Paul Scholes last night turned down a final personal appeal from Sven Goran Eriksson to reconsider his decision to retire from international football.

Paul Scholes last night turned down a final personal appeal from Sven Goran Eriksson to reconsider his decision to retire from international football.

The Manchester United midfielder quit the England team after the European Championships to spend more time with his family, and when Eriksson telephoned, he was told Scholes stood by his decision.

"I hoped Paul would change his mind," Eriksson said. "He did not and I respect his decision, but it was worth a try. I had nothing to lose."

In France, Zinedine Zidane this week became the fourth player, following Bixente Lizarazu, Lilian Thuram and Marcel Desailly, to retire from the international team, but Eriksson said that he thought Scholes would remain the only Englishman to quit. "I don't think others will follow him," Eriksson said. "To play for England is a big thing."

Scholes' retirement creates a vacancy on the left flank and the first audition will be on Wednesday when England play Ukraine at Newcastle. Eriksson will name the squad tonight and while the bulk of the party will have travelled to Euro 2004, there will be several new faces.

Jermain Defoe and Alan Smith are in line to replace injured strikers Wayne Rooney and Emile Heskey, while Shaun Wright-Phillips a candidate for a midfield role. Sol Campbell's injury may see a return for Gareth Southgate, but only if Jonathan Woodgate is unfit. On the left, Eriksson could field Ashley Cole and Wayne Bridge in tandem.

When the party meet up on Monday night, Eriksson will thank his players for their support in this difficult last month. "I am happy and proud the players supported me," he said yesterday. "I talked to some, like David [Beckham]. He was very supportive. As manager the fans and the players are what is important, if the players do not support you the job is impossible."

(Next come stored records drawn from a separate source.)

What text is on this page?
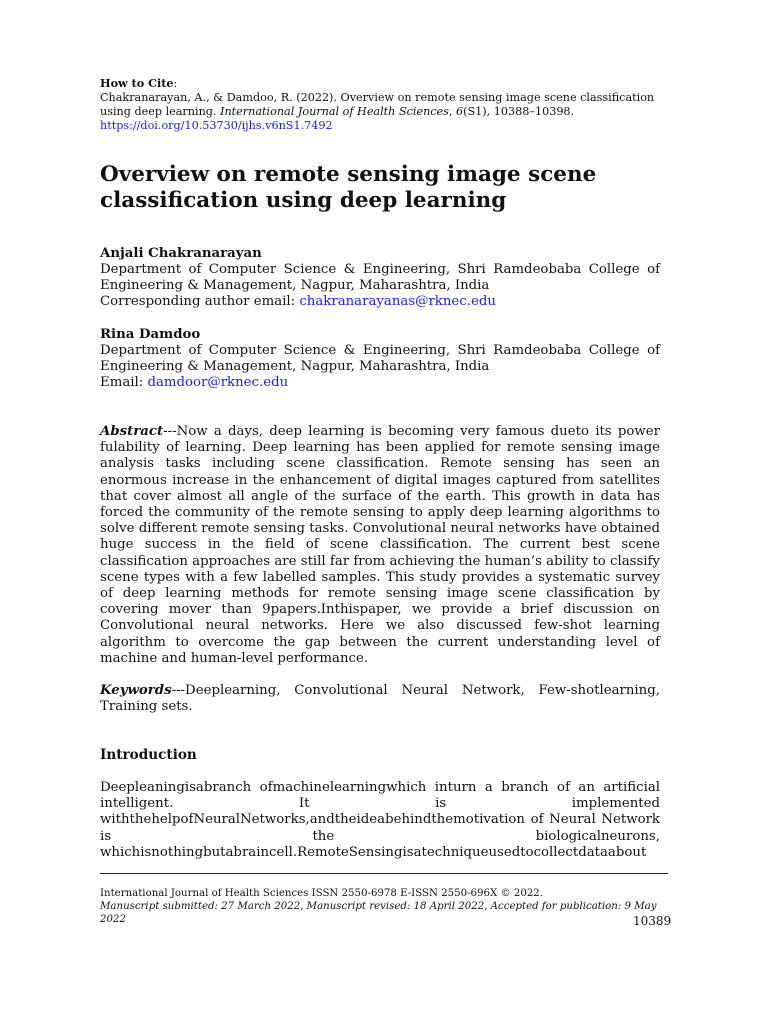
How to Cite:
Chakranarayan, A., & Damdoo, R. (2022). Overview on remote sensing image scene classification
using deep learning. International Journal of Health Sciences, 6(S1), 10388–10398.
https://doi.org/10.53730/ijhs.v6nS1.7492
Overview on remote sensing image scene
classification using deep learning
Anjali Chakranarayan
Department of Computer Science & Engineering, Shri Ramdeobaba College of
Engineering & Management, Nagpur, Maharashtra, India
Corresponding author email: chakranarayanas@rknec.edu
Rina Damdoo
Department of Computer Science & Engineering, Shri Ramdeobaba College of
Engineering & Management, Nagpur, Maharashtra, India
Email: damdoor@rknec.edu

Abstract---Now a days, deep learning is becoming very famous dueto its power fulability of learning. Deep learning has been applied for remote sensing image analysis tasks including scene classification. Remote sensing has seen an enormous increase in the enhancement of digital images captured from satellites that cover almost all angle of the surface of the earth. This growth in data has forced the community of the remote sensing to apply deep learning algorithms to solve different remote sensing tasks. Convolutional neural networks have obtained huge success in the field of scene classification. The current best scene classification approaches are still far from achieving the human’s ability to classify scene types with a few labelled samples. This study provides a systematic survey of deep learning methods for remote sensing image scene classification by covering mover than 9papers.Inthispaper, we provide a brief discussion on Convolutional neural networks. Here we also discussed few-shot learning algorithm to overcome the gap between the current understanding level of machine and human-level performance.

Keywords---Deeplearning, Convolutional Neural Network, Few-shotlearning, Training sets.

Introduction
Deepleaningisabranch ofmachinelearningwhich inturn a branch of an artificial
intelligent.	It	is	implemented
withthehelpofNeuralNetworks,andtheideabehindthemotivation of Neural Network
is	the	biologicalneurons,
whichisnothingbutabraincell.RemoteSensingisatechniqueusedtocollectdataabout
International Journal of Health Sciences ISSN 2550-6978 E-ISSN 2550-696X © 2022.
Manuscript submitted: 27 March 2022, Manuscript revised: 18 April 2022, Accepted for publication: 9 May 2022	10389
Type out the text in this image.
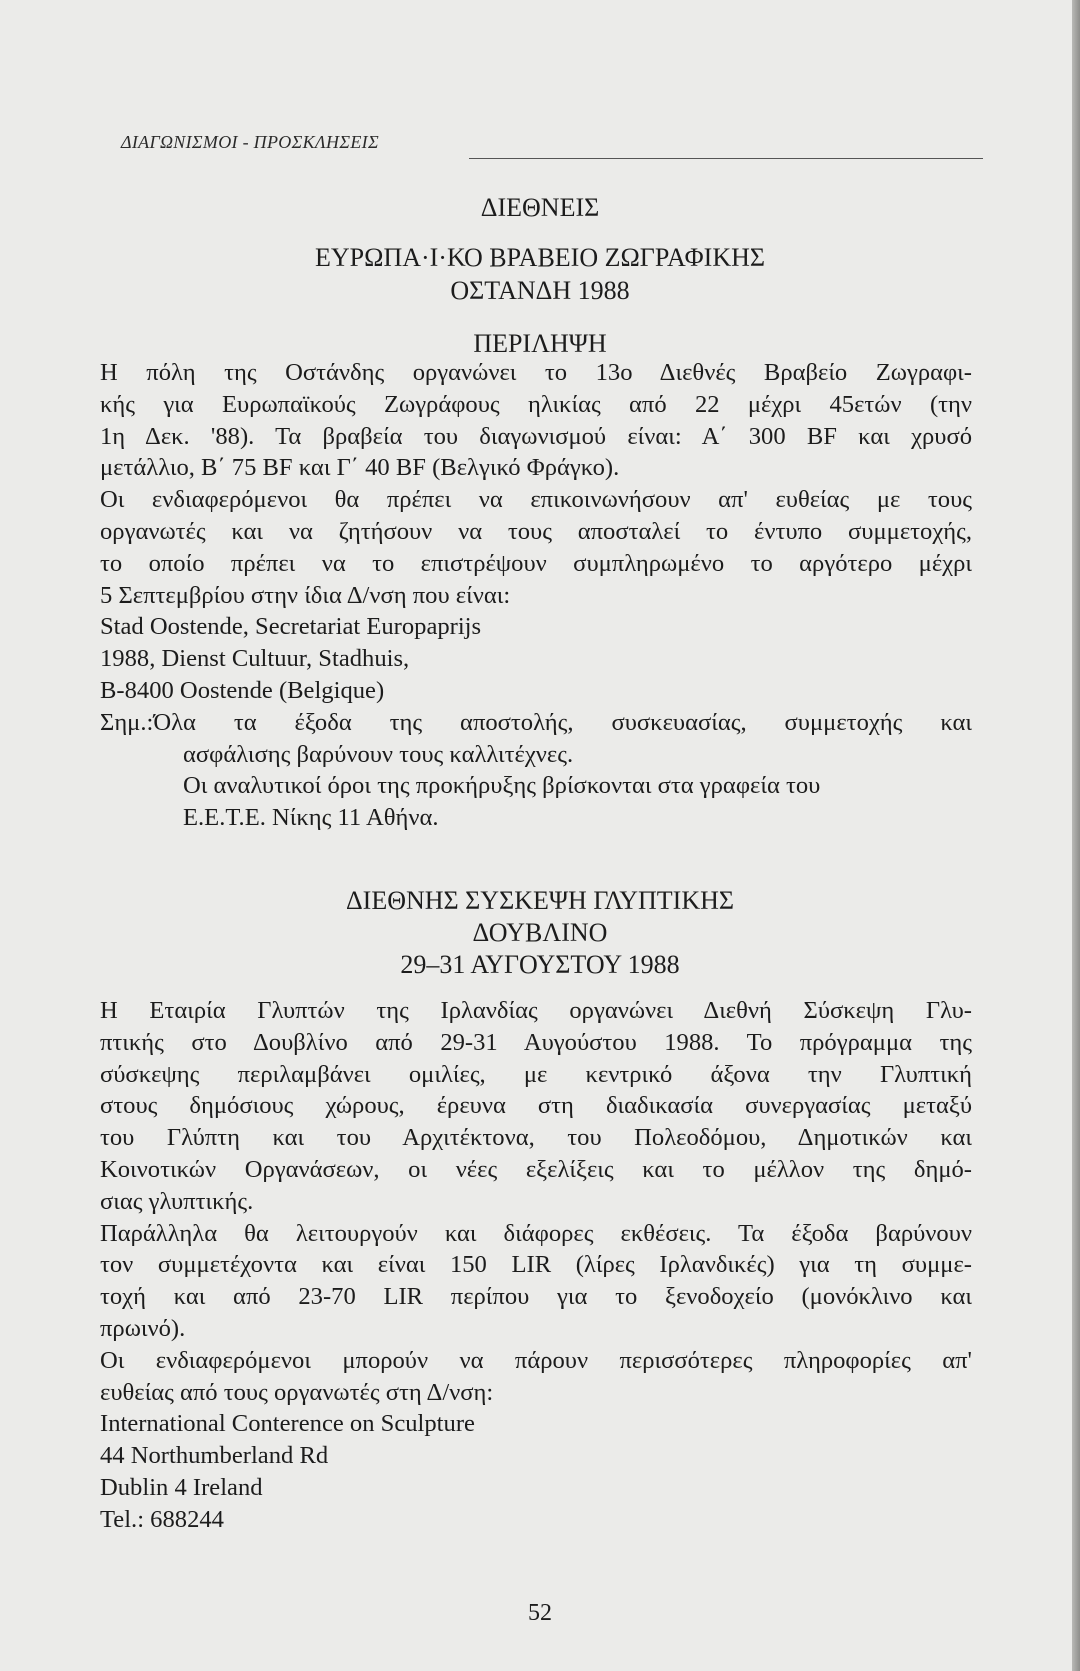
ΔΙΑΓΩΝΙΣΜΟΙ - ΠΡΟΣΚΛΗΣΕΙΣ
ΔΙΕΘΝΕΙΣ
ΕΥΡΩΠΑ·Ι·ΚΟ ΒΡΑΒΕΙΟ ΖΩΓΡΑΦΙΚΗΣ
ΟΣΤΑΝΔΗ 1988
ΠΕΡΙΛΗΨΗ
Η πόλη της Οστάνδης οργανώνει το 13ο Διεθνές Βραβείο Ζωγραφι-
κής για Ευρωπαϊκούς Ζωγράφους ηλικίας από 22 μέχρι 45ετών (την
1η Δεκ. '88). Τα βραβεία του διαγωνισμού είναι: Α΄ 300 BF και χρυσό
μετάλλιο, Β΄ 75 BF και Γ΄ 40 BF (Βελγικό Φράγκο).
Οι ενδιαφερόμενοι θα πρέπει να επικοινωνήσουν απ' ευθείας με τους
οργανωτές και να ζητήσουν να τους αποσταλεί το έντυπο συμμετοχής,
το οποίο πρέπει να το επιστρέψουν συμπληρωμένο το αργότερο μέχρι
5 Σεπτεμβρίου στην ίδια Δ/νση που είναι:
Stad Oostende, Secretariat Europaprijs
1988, Dienst Cultuur, Stadhuis,
B-8400 Oostende (Belgique)
Σημ.:Όλα τα έξοδα της αποστολής, συσκευασίας, συμμετοχής και
ασφάλισης βαρύνουν τους καλλιτέχνες.
Οι αναλυτικοί όροι της προκήρυξης βρίσκονται στα γραφεία του
Ε.Ε.Τ.Ε. Νίκης 11 Αθήνα.
ΔΙΕΘΝΗΣ ΣΥΣΚΕΨΗ ΓΛΥΠΤΙΚΗΣ
ΔΟΥΒΛΙΝΟ
29–31 ΑΥΓΟΥΣΤΟΥ 1988
Η Εταιρία Γλυπτών της Ιρλανδίας οργανώνει Διεθνή Σύσκεψη Γλυ-
πτικής στο Δουβλίνο από 29-31 Αυγούστου 1988. Το πρόγραμμα της
σύσκεψης περιλαμβάνει ομιλίες, με κεντρικό άξονα την Γλυπτική
στους δημόσιους χώρους, έρευνα στη διαδικασία συνεργασίας μεταξύ
του Γλύπτη και του Αρχιτέκτονα, του Πολεοδόμου, Δημοτικών και
Κοινοτικών Οργανάσεων, οι νέες εξελίξεις και το μέλλον της δημό-
σιας γλυπτικής.
Παράλληλα θα λειτουργούν και διάφορες εκθέσεις. Τα έξοδα βαρύνουν
τον συμμετέχοντα και είναι 150 LIR (λίρες Ιρλανδικές) για τη συμμε-
τοχή και από 23-70 LIR περίπου για το ξενοδοχείο (μονόκλινο και
πρωινό).
Οι ενδιαφερόμενοι μπορούν να πάρουν περισσότερες πληροφορίες απ'
ευθείας από τους οργανωτές στη Δ/νση:
International Conterence on Sculpture
44 Northumberland Rd
Dublin 4 Ireland
Tel.: 688244
52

Polls and anecdotal evidence suggest the fans are also broadly supportive, though Eriksson was booed in Cardiff last week - possibly by Welsh Manchester United fans. "If the fans turned against me life would be more difficult for me, but I hope that is not the case," Eriksson added. "I hope they continue to judge me on results."

Looking back on Euro 2004, he said: "You can always do better. I always try to learn from games, especially when you lose. I think we were unlucky, we scored a goal that was not allowed which I thought was a goal."